Selah is a word found in the Old Testament. It shows up 71 times in the book of Psalms, and then you’ll see it 3 more times in Habakkuk, one of the prophets.
For example, see Psalm 3, which we’ve been reading as a church this week:
O LORD, how many are my foes! Many are rising against me; many are saying of my soul, there is no salvation for him in God. Selah
But you, O LORD, are a shield about me, my glory and the lifter of my head. I cried aloud to the LORD, and he answered me from his holy hill. Selah
(Psalm 3:1-4, emphasis added)
The meaning of the Hebrew word is somewhat enigmatic, but most scholars believe it is a musical term meaning: “stop and listen” or “pause, and think about that.” So it could also mean that a musical interlude should be inserted at that point.
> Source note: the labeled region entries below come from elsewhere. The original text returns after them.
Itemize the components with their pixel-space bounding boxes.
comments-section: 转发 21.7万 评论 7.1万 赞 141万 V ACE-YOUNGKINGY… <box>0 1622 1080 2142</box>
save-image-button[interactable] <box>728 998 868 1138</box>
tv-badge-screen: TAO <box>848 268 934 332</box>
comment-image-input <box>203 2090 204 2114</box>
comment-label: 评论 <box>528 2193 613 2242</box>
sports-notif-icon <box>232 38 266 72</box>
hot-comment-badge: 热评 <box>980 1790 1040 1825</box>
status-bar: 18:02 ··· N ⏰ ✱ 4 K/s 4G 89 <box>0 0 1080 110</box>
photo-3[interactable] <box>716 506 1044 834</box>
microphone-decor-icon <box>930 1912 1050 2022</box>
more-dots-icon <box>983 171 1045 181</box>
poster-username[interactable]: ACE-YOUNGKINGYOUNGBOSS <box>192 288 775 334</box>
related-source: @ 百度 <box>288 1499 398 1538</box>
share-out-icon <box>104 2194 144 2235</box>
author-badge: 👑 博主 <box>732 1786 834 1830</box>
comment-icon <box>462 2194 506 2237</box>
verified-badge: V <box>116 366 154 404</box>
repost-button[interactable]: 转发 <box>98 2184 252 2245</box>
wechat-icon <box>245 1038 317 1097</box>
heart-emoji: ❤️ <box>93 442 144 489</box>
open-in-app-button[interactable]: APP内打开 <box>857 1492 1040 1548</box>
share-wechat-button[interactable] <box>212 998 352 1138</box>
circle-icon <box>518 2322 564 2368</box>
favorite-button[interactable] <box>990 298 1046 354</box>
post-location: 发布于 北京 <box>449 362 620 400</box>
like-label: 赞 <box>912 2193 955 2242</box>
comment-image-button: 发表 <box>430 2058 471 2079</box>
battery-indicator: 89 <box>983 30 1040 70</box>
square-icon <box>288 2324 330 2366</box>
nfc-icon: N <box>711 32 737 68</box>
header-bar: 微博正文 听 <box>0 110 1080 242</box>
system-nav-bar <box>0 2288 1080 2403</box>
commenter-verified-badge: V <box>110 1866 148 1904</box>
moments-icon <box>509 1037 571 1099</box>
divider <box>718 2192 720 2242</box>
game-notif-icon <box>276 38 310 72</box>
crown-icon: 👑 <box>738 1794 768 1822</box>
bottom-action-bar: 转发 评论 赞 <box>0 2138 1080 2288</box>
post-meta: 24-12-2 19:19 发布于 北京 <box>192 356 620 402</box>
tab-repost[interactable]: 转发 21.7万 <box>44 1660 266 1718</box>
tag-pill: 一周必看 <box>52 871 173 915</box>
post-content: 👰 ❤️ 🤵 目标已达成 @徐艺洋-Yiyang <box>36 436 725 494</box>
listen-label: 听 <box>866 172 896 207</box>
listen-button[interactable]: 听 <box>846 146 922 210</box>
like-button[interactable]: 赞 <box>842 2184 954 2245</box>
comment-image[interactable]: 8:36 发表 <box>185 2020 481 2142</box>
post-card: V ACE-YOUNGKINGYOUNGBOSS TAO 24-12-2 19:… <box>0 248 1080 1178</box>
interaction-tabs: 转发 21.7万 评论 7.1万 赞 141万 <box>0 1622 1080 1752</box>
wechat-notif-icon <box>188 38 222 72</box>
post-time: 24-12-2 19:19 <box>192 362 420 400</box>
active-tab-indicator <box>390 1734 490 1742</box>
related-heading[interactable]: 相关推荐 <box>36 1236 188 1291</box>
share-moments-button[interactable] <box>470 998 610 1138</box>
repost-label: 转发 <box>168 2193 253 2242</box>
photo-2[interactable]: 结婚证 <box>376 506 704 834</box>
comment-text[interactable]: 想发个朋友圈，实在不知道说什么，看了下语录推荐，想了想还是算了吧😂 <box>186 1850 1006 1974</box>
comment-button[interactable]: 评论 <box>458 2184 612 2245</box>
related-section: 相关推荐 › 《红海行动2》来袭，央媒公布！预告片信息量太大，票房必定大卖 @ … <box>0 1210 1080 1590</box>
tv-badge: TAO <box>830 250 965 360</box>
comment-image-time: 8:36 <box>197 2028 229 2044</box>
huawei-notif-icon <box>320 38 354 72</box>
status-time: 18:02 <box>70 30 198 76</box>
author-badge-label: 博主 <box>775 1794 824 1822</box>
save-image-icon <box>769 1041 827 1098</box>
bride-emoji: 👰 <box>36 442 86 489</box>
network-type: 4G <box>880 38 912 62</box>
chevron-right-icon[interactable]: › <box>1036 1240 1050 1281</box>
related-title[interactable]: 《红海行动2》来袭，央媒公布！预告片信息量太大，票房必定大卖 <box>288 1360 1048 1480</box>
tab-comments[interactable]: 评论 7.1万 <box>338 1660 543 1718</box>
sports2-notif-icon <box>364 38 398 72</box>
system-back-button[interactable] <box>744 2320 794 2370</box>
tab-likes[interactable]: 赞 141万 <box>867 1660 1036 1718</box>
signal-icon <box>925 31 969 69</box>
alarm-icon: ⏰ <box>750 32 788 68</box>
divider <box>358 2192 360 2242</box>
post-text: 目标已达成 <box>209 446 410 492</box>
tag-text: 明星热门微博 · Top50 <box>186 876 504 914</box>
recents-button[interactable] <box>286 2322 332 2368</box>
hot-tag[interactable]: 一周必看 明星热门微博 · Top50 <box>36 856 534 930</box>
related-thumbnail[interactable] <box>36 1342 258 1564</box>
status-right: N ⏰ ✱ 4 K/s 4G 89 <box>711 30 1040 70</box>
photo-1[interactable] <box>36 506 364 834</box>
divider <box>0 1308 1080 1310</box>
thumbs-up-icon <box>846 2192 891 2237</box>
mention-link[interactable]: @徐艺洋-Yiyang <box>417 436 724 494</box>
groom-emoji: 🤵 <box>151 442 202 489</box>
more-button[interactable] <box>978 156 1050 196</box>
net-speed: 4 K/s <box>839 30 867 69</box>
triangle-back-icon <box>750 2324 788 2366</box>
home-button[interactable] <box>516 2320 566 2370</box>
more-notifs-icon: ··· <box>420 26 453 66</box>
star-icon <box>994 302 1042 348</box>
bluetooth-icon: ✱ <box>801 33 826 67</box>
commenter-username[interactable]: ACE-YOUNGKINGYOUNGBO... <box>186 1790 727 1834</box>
One interpretation is that the word selah comes from a Hebrew root word, calah, which means “to hang.” Back in the OT, people would hang things on a scale to weigh them and then assign value or worth.
It’s as if the Psalmist is saying, “stop and hang out right here; weigh what you just said or heard; ponder it’s meaning and worth.”
These “hanging” moments are part of the rhythm of the psalms. I don’t know about you, but I need moments like this in the rhythm of my daily life.
What if we practiced selah? Stop. Listen. Pay attention. Weigh what you just read, what you just saw or experienced, what you just heard, what you just said.
We are inundated with information and opinions, articles and Facebook posts. I read a lot of them. And then I move on to the next cat video.
What if we stopped and weighed? A sunset. A moment around the table with friends. A lyric in a song. A line from a book. What if we stopped and weighed before we posted it?
What if we read God’s Word this way? Instead of cramming it in and checking the box, what if we took a smaller bite and practiced selah? “Wow, what is this really saying?”
We live in a busy world. We have to make time to reflect. That’s why God’s Word is trying to build it in.